- The Washington Times - Monday, December 6, 2004

Osama bin Laden is using cash from the Afghanistan heroin market to finance his life on the run, paying bodyguards and buying off warlords in Pakistan, says a congressman who has visited the region.

Rep. Mark Steven Kirk, Illinois Republican, said in an interview that bin Laden’s al Qaeda terror organization is reaping $28 million a year in illicit heroin sales. Some of the money is funding bin Laden’s fugitive status as he pops back and forth between Pakistan’s semi-autonomous tribal areas and Afghanistan’s eastern mountain regions.

Mr. Kirk, who won passage of legislation in November to overhaul the U.S. terrorist rewards program, said post-September 11 initiatives have cut off the terror leader’s traditional sources of money — a family fortune and Islamic charities.

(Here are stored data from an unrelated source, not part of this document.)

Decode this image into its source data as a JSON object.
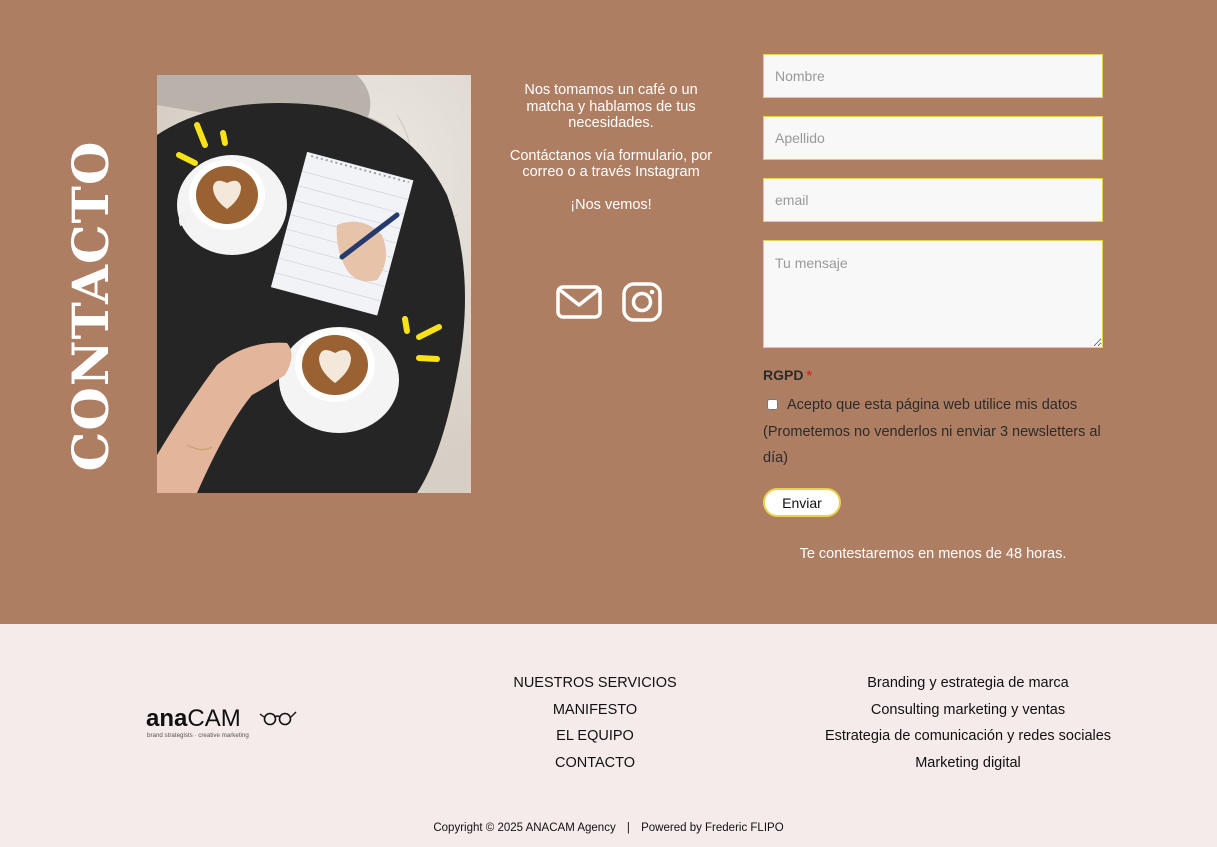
{
  "contact": {
    "title": "CONTACTO",
    "intro": [
      "Nos tomamos un café o un matcha y hablamos de tus necesidades.",
      "Contáctanos vía formulario, por correo o a través Instagram",
      "¡Nos vemos!"
    ],
    "icons": [
      "envelope-icon",
      "instagram-icon"
    ]
  },
  "form": {
    "first_name_placeholder": "Nombre",
    "last_name_placeholder": "Apellido",
    "email_placeholder": "email",
    "message_placeholder": "Tu mensaje",
    "rgpd_label": "RGPD",
    "required_mark": "*",
    "consent_text": "Acepto que esta página web utilice mis datos (Prometemos no venderlos ni enviar 3 newsletters al día)",
    "submit_label": "Enviar",
    "reply_note": "Te contestaremos en menos de 48 horas."
  },
  "footer": {
    "logo_text": "anaCAM",
    "logo_tagline": "brand strategists · creative marketing",
    "nav": [
      "NUESTROS SERVICIOS",
      "MANIFESTO",
      "EL EQUIPO",
      "CONTACTO"
    ],
    "services": [
      "Branding y estrategia de marca",
      "Consulting marketing y ventas",
      "Estrategia de comunicación y redes sociales",
      "Marketing digital"
    ],
    "copyright": "Copyright © 2025 ANACAM Agency",
    "separator": "|",
    "credit": "Powered by Frederic FLIPO"
  },
  "colors": {
    "section_bg": "#ae7e63",
    "footer_bg": "#f5ebea",
    "field_border": "#e8d34d",
    "accent_yellow": "#f7e21a"
  }
}
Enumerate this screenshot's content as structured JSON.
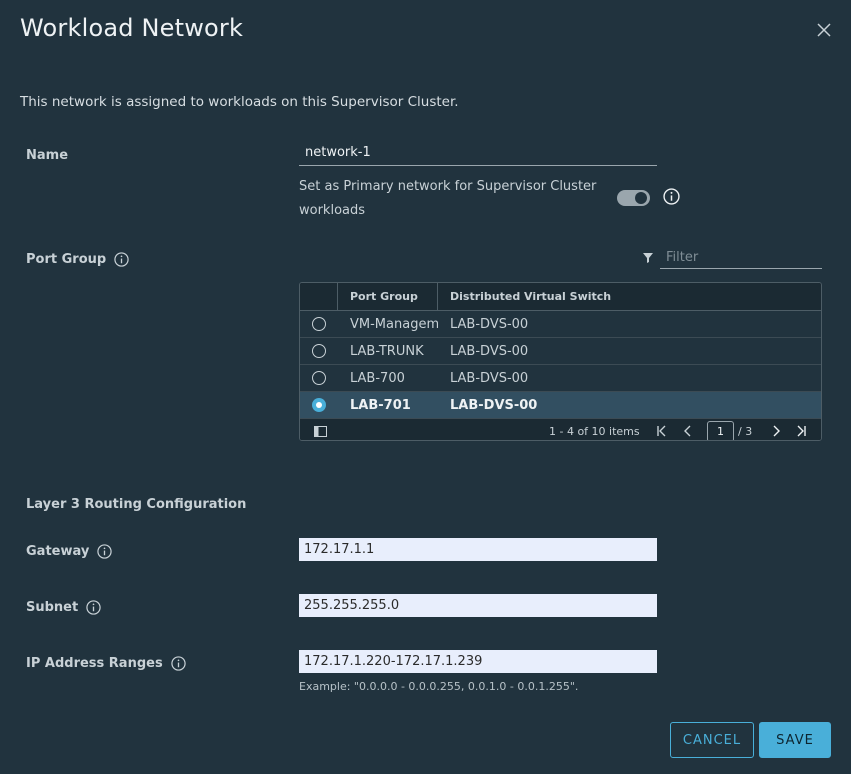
{
  "dialog": {
    "title": "Workload Network",
    "intro": "This network is assigned to workloads on this Supervisor Cluster."
  },
  "form": {
    "name_label": "Name",
    "name_value": "network-1",
    "primary_label": "Set as Primary network for Supervisor Cluster workloads",
    "primary_enabled": true,
    "port_group_label": "Port Group",
    "filter_placeholder": "Filter"
  },
  "grid": {
    "columns": [
      "Port Group",
      "Distributed Virtual Switch"
    ],
    "rows": [
      {
        "port_group": "VM-Managem",
        "dvs": "LAB-DVS-00",
        "selected": false
      },
      {
        "port_group": "LAB-TRUNK",
        "dvs": "LAB-DVS-00",
        "selected": false
      },
      {
        "port_group": "LAB-700",
        "dvs": "LAB-DVS-00",
        "selected": false
      },
      {
        "port_group": "LAB-701",
        "dvs": "LAB-DVS-00",
        "selected": true
      }
    ],
    "footer": {
      "count": "1 - 4 of 10 items",
      "page": "1",
      "total": "/ 3"
    }
  },
  "routing": {
    "section_title": "Layer 3 Routing Configuration",
    "gateway_label": "Gateway",
    "gateway_value": "172.17.1.1",
    "subnet_label": "Subnet",
    "subnet_value": "255.255.255.0",
    "ip_ranges_label": "IP Address Ranges",
    "ip_ranges_value": "172.17.1.220-172.17.1.239",
    "example": "Example: \"0.0.0.0 - 0.0.0.255, 0.0.1.0 - 0.0.1.255\"."
  },
  "buttons": {
    "cancel": "CANCEL",
    "save": "SAVE"
  },
  "colors": {
    "accent": "#49afd9",
    "background": "#21333e",
    "selected_row": "#324f61"
  }
}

“We now know al Qaeda’s dominant source of funding is the illegal sale of narcotics,” said Mr. Kirk, a member of the House Appropriations foreign operations subcommittee.

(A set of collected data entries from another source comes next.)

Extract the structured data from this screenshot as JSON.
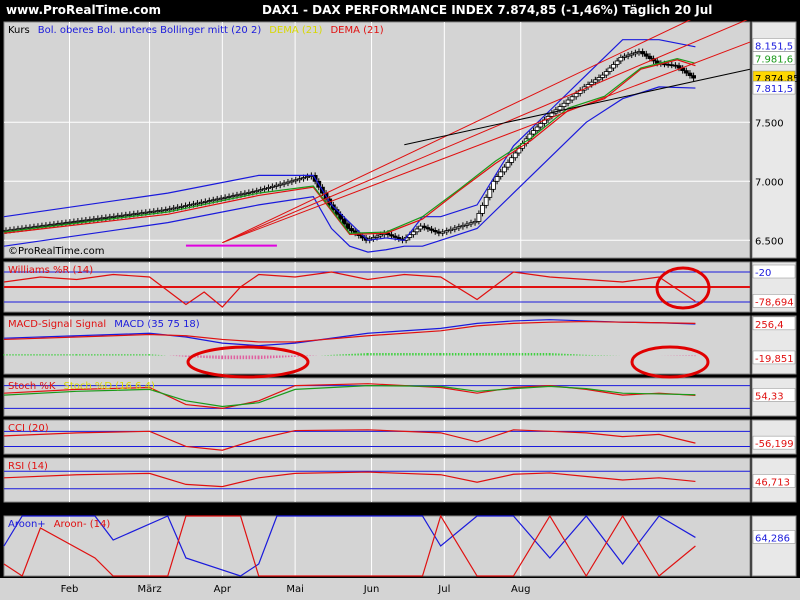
{
  "header": {
    "site": "www.ProRealTime.com",
    "title": "DAX1 - DAX PERFORMANCE INDEX   7.874,85 (-1,46%)   Täglich  20 Jul"
  },
  "colors": {
    "background": "#000000",
    "panel": "#d4d4d4",
    "grid": "#ffffff",
    "blue": "#1a1adc",
    "red": "#e01010",
    "green": "#1a9a1a",
    "yellow": "#d8d800",
    "magenta": "#e000e0",
    "black": "#000000",
    "annotation": "#e00000"
  },
  "x_axis": {
    "labels": [
      "Feb",
      "März",
      "Apr",
      "Mai",
      "Jun",
      "Jul",
      "Aug"
    ]
  },
  "chart_data": [
    {
      "id": "price",
      "type": "candlestick",
      "legend": [
        {
          "text": "Kurs",
          "color": "#000000"
        },
        {
          "text": "Bol. oberes Bol. unteres Bollinger mitt (20 2)",
          "color": "#1a1adc"
        },
        {
          "text": "DEMA (21)",
          "color": "#d8d800"
        },
        {
          "text": "DEMA (21)",
          "color": "#e01010"
        }
      ],
      "watermark": "©ProRealTime.com",
      "ylim": [
        6350,
        8350
      ],
      "yticks": [
        "6.500",
        "7.000",
        "7.500"
      ],
      "ytick_values": [
        6500,
        7000,
        7500
      ],
      "badges": [
        {
          "text": "8.151,5",
          "value": 8151.5,
          "bg": "#ffffff",
          "fg": "#1a1adc"
        },
        {
          "text": "7.981,6",
          "value": 8040,
          "bg": "#ffffff",
          "fg": "#1a9a1a"
        },
        {
          "text": "7.874,85",
          "value": 7874.85,
          "bg": "#ffd700",
          "fg": "#000000"
        },
        {
          "text": "7.811,5",
          "value": 7790,
          "bg": "#ffffff",
          "fg": "#1a1adc"
        }
      ],
      "series": [
        {
          "kind": "ohlc",
          "x": [
            0,
            45,
            70,
            85,
            90,
            95,
            100,
            105,
            110,
            115,
            120,
            130,
            135,
            140,
            145,
            150,
            160,
            165,
            170,
            175,
            180,
            185,
            190
          ],
          "y": [
            6580,
            6760,
            6920,
            7050,
            6800,
            6600,
            6500,
            6560,
            6500,
            6620,
            6560,
            6660,
            7000,
            7200,
            7400,
            7550,
            7800,
            7900,
            8050,
            8100,
            8000,
            7980,
            7874.85
          ]
        },
        {
          "kind": "line",
          "color": "#1a1adc",
          "x": [
            0,
            45,
            70,
            85,
            90,
            95,
            100,
            105,
            110,
            115,
            120,
            130,
            140,
            150,
            160,
            170,
            180,
            190
          ],
          "y": [
            6700,
            6900,
            7050,
            7050,
            6800,
            6650,
            6500,
            6520,
            6500,
            6700,
            6700,
            6800,
            7300,
            7600,
            7900,
            8200,
            8200,
            8140
          ]
        },
        {
          "kind": "line",
          "color": "#1a1adc",
          "x": [
            0,
            45,
            70,
            85,
            90,
            95,
            100,
            105,
            110,
            115,
            120,
            130,
            140,
            150,
            160,
            170,
            180,
            190
          ],
          "y": [
            6450,
            6650,
            6800,
            6870,
            6600,
            6450,
            6400,
            6420,
            6450,
            6450,
            6500,
            6600,
            6900,
            7200,
            7500,
            7700,
            7800,
            7790
          ]
        },
        {
          "kind": "line",
          "color": "#e01010",
          "x": [
            0,
            45,
            70,
            85,
            95,
            105,
            115,
            125,
            135,
            145,
            155,
            165,
            175,
            185,
            190
          ],
          "y": [
            6560,
            6720,
            6880,
            6950,
            6550,
            6560,
            6680,
            6920,
            7150,
            7350,
            7600,
            7700,
            7950,
            8030,
            7980
          ]
        },
        {
          "kind": "line",
          "color": "#1a9a1a",
          "x": [
            0,
            45,
            70,
            85,
            95,
            105,
            115,
            125,
            135,
            145,
            155,
            165,
            175,
            185,
            190
          ],
          "y": [
            6570,
            6740,
            6900,
            6960,
            6560,
            6570,
            6700,
            6930,
            7170,
            7370,
            7620,
            7720,
            7960,
            8040,
            8000
          ]
        },
        {
          "kind": "trendline",
          "color": "#e01010",
          "x": [
            60,
            205
          ],
          "y": [
            6480,
            8610
          ]
        },
        {
          "kind": "trendline",
          "color": "#e01010",
          "x": [
            60,
            205
          ],
          "y": [
            6480,
            8380
          ]
        },
        {
          "kind": "trendline",
          "color": "#e01010",
          "x": [
            60,
            205
          ],
          "y": [
            6480,
            8180
          ]
        },
        {
          "kind": "trendline",
          "color": "#000000",
          "x": [
            110,
            205
          ],
          "y": [
            7310,
            7950
          ]
        },
        {
          "kind": "trendline",
          "color": "#e000e0",
          "x": [
            50,
            75
          ],
          "y": [
            6455,
            6455
          ]
        }
      ]
    },
    {
      "id": "williams",
      "type": "line",
      "legend": [
        {
          "text": "Williams %R (14)",
          "color": "#e01010"
        }
      ],
      "ylim": [
        -100,
        0
      ],
      "hlines": [
        {
          "value": -20,
          "color": "#1a1adc"
        },
        {
          "value": -80,
          "color": "#1a1adc"
        },
        {
          "value": -50,
          "color": "#e01010"
        }
      ],
      "badges": [
        {
          "text": "-20",
          "value": -20,
          "bg": "#ffffff",
          "fg": "#1a1adc"
        },
        {
          "text": "-78,694",
          "value": -78.694,
          "bg": "#ffffff",
          "fg": "#e01010"
        }
      ],
      "series": [
        {
          "name": "Williams %R",
          "color": "#e01010",
          "x": [
            0,
            10,
            20,
            30,
            40,
            50,
            55,
            60,
            65,
            70,
            80,
            90,
            100,
            110,
            120,
            130,
            140,
            150,
            160,
            170,
            180,
            190
          ],
          "y": [
            -40,
            -30,
            -35,
            -25,
            -30,
            -85,
            -60,
            -90,
            -50,
            -25,
            -30,
            -20,
            -35,
            -25,
            -30,
            -75,
            -20,
            -30,
            -35,
            -40,
            -30,
            -78.694
          ]
        }
      ]
    },
    {
      "id": "macd",
      "type": "line",
      "legend": [
        {
          "text": "MACD-Signal Signal",
          "color": "#e01010"
        },
        {
          "text": "MACD (35 75 18)",
          "color": "#1a1adc"
        }
      ],
      "ylim": [
        -150,
        320
      ],
      "badges": [
        {
          "text": "256,4",
          "value": 256.4,
          "bg": "#ffffff",
          "fg": "#e01010"
        },
        {
          "text": "-19,851",
          "value": -19.851,
          "bg": "#ffffff",
          "fg": "#e01010"
        }
      ],
      "series": [
        {
          "name": "MACD",
          "color": "#1a1adc",
          "x": [
            0,
            20,
            40,
            50,
            60,
            70,
            80,
            100,
            120,
            130,
            140,
            150,
            160,
            170,
            180,
            190
          ],
          "y": [
            140,
            160,
            180,
            150,
            100,
            80,
            100,
            180,
            220,
            260,
            280,
            290,
            280,
            270,
            265,
            255
          ]
        },
        {
          "name": "Signal",
          "color": "#e01010",
          "x": [
            0,
            20,
            40,
            50,
            60,
            70,
            80,
            100,
            120,
            130,
            140,
            150,
            160,
            170,
            180,
            190
          ],
          "y": [
            130,
            150,
            170,
            160,
            130,
            110,
            110,
            160,
            200,
            240,
            260,
            270,
            275,
            270,
            265,
            260
          ]
        },
        {
          "name": "Histogram",
          "kind": "hist",
          "x": [
            0,
            20,
            40,
            50,
            60,
            70,
            80,
            100,
            120,
            130,
            140,
            150,
            160,
            170,
            180,
            190
          ],
          "y": [
            10,
            10,
            10,
            -10,
            -30,
            -30,
            -10,
            20,
            20,
            20,
            20,
            20,
            5,
            0,
            0,
            -5
          ]
        }
      ]
    },
    {
      "id": "stoch",
      "type": "line",
      "legend": [
        {
          "text": "Stoch %K",
          "color": "#e01010"
        },
        {
          "text": "Stoch %D (16 6 4)",
          "color": "#d8d800"
        }
      ],
      "ylim": [
        0,
        100
      ],
      "hlines": [
        {
          "value": 80,
          "color": "#1a1adc"
        },
        {
          "value": 20,
          "color": "#1a1adc"
        }
      ],
      "badges": [
        {
          "text": "54,33",
          "value": 54.33,
          "bg": "#ffffff",
          "fg": "#e01010"
        }
      ],
      "series": [
        {
          "name": "%K",
          "color": "#e01010",
          "x": [
            0,
            20,
            40,
            50,
            60,
            70,
            80,
            100,
            120,
            130,
            140,
            150,
            160,
            170,
            180,
            190
          ],
          "y": [
            60,
            70,
            75,
            30,
            20,
            40,
            80,
            85,
            75,
            60,
            75,
            80,
            70,
            55,
            60,
            54.33
          ]
        },
        {
          "name": "%D",
          "color": "#1a9a1a",
          "x": [
            0,
            20,
            40,
            50,
            60,
            70,
            80,
            100,
            120,
            130,
            140,
            150,
            160,
            170,
            180,
            190
          ],
          "y": [
            55,
            65,
            70,
            40,
            25,
            35,
            70,
            80,
            78,
            65,
            72,
            78,
            72,
            60,
            58,
            56
          ]
        }
      ]
    },
    {
      "id": "cci",
      "type": "line",
      "legend": [
        {
          "text": "CCI (20)",
          "color": "#e01010"
        }
      ],
      "ylim": [
        -200,
        250
      ],
      "hlines": [
        {
          "value": 100,
          "color": "#1a1adc"
        },
        {
          "value": -100,
          "color": "#1a1adc"
        }
      ],
      "badges": [
        {
          "text": "-56,199",
          "value": -56.199,
          "bg": "#ffffff",
          "fg": "#e01010"
        }
      ],
      "series": [
        {
          "name": "CCI",
          "color": "#e01010",
          "x": [
            0,
            20,
            40,
            50,
            60,
            70,
            80,
            100,
            120,
            130,
            140,
            150,
            160,
            170,
            180,
            190
          ],
          "y": [
            40,
            80,
            100,
            -100,
            -150,
            0,
            110,
            120,
            80,
            -40,
            120,
            100,
            80,
            30,
            60,
            -56.199
          ]
        }
      ]
    },
    {
      "id": "rsi",
      "type": "line",
      "legend": [
        {
          "text": "RSI (14)",
          "color": "#e01010"
        }
      ],
      "ylim": [
        0,
        100
      ],
      "hlines": [
        {
          "value": 70,
          "color": "#1a1adc"
        },
        {
          "value": 30,
          "color": "#1a1adc"
        }
      ],
      "badges": [
        {
          "text": "46,713",
          "value": 46.713,
          "bg": "#ffffff",
          "fg": "#e01010"
        }
      ],
      "series": [
        {
          "name": "RSI",
          "color": "#e01010",
          "x": [
            0,
            20,
            40,
            50,
            60,
            70,
            80,
            100,
            120,
            130,
            140,
            150,
            160,
            170,
            180,
            190
          ],
          "y": [
            55,
            62,
            65,
            40,
            35,
            55,
            65,
            68,
            62,
            45,
            63,
            66,
            58,
            50,
            55,
            46.713
          ]
        }
      ]
    },
    {
      "id": "aroon",
      "type": "line",
      "legend": [
        {
          "text": "Aroon+",
          "color": "#1a1adc"
        },
        {
          "text": "Aroon- (14)",
          "color": "#e01010"
        }
      ],
      "ylim": [
        0,
        100
      ],
      "badges": [
        {
          "text": "64,286",
          "value": 64.286,
          "bg": "#ffffff",
          "fg": "#1a1adc"
        }
      ],
      "series": [
        {
          "name": "Aroon+",
          "color": "#1a1adc",
          "x": [
            0,
            5,
            10,
            25,
            30,
            45,
            50,
            65,
            70,
            75,
            85,
            100,
            115,
            120,
            130,
            140,
            150,
            160,
            170,
            180,
            190
          ],
          "y": [
            50,
            100,
            100,
            100,
            60,
            100,
            30,
            0,
            20,
            100,
            100,
            100,
            100,
            50,
            100,
            100,
            30,
            100,
            20,
            100,
            64.286
          ]
        },
        {
          "name": "Aroon-",
          "color": "#e01010",
          "x": [
            0,
            5,
            10,
            25,
            30,
            45,
            50,
            65,
            70,
            75,
            85,
            100,
            115,
            120,
            130,
            140,
            150,
            160,
            170,
            180,
            190
          ],
          "y": [
            20,
            0,
            80,
            30,
            0,
            0,
            100,
            100,
            0,
            0,
            0,
            0,
            0,
            100,
            0,
            0,
            100,
            0,
            100,
            0,
            50
          ]
        }
      ]
    }
  ]
}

The congressman made an extensive fact-finding trip to Afghanistan last January, where he met with military-intelligence officials.

Mr. Kirk said that, while bin Laden has lots of allies in the Waziristan tribal lands east of Kabul, Afghanistan, he does not speak the native tongues and cannot trust everyone as his entourage moves from place to place.

“He is a foreigner in a strange land,” Mr. Kirk said. “He must have money to buy off the local warlords. Operating a clandestine, heavily armed organization takes money and running narcotics is the natural way.”

A Pentagon adviser on drug policy said Mr. Kirk is “on target.”

“We know of individuals in Afghanistan who continue to fund al Qaeda with drug proceeds,” the Pentagon adviser said.

The congressman believes the way to catch bin Laden is to cut off his money. “We have to nail the drug-lord financing first,” he said. “Once you hit his income, you head off his ability to pay local warlords.”

This is where Mr. Kirk’s legislation comes in. The Counter-Terrorist and Narco-Terrorist Rewards Program Act authorizes the State Department for the first time to make rewards to people who inform on drug lords.

Bin Laden’s major supplier, U.S. authorities say, is Haji Bashir Noorzai, a former Taliban financier who smuggles heroin from the Kandahar area to al Qaeda in Pakistan.

The Pentagon adviser said Noorzai helped finance al Qaeda when it operated with the Taliban. The alliance continues to this day. In return for money, Noorzai gets al Qaeda operatives who move his drugs offshore.

The legislation, which Mr. Bush will sign once Congress finishes work on the fiscal 2005 spending bill later this month, also authorizes the payment of goods, such as tractors or trucks instead of cash to informants. The idea is that illiterate rural Afghans or Pakistanis will find more value in farm equipment than in huge sums of money. News of the new rewards will be broadcast on radio stations in Afghanistan.

The bill, co-sponsored by Rep. Henry J. Hyde, Illinois Republican, and Rep. Tom Lantos, California Democrat, also lets Mr. Bush raise the reward on bin Laden and other terror fugitives from $25 million to $50 million.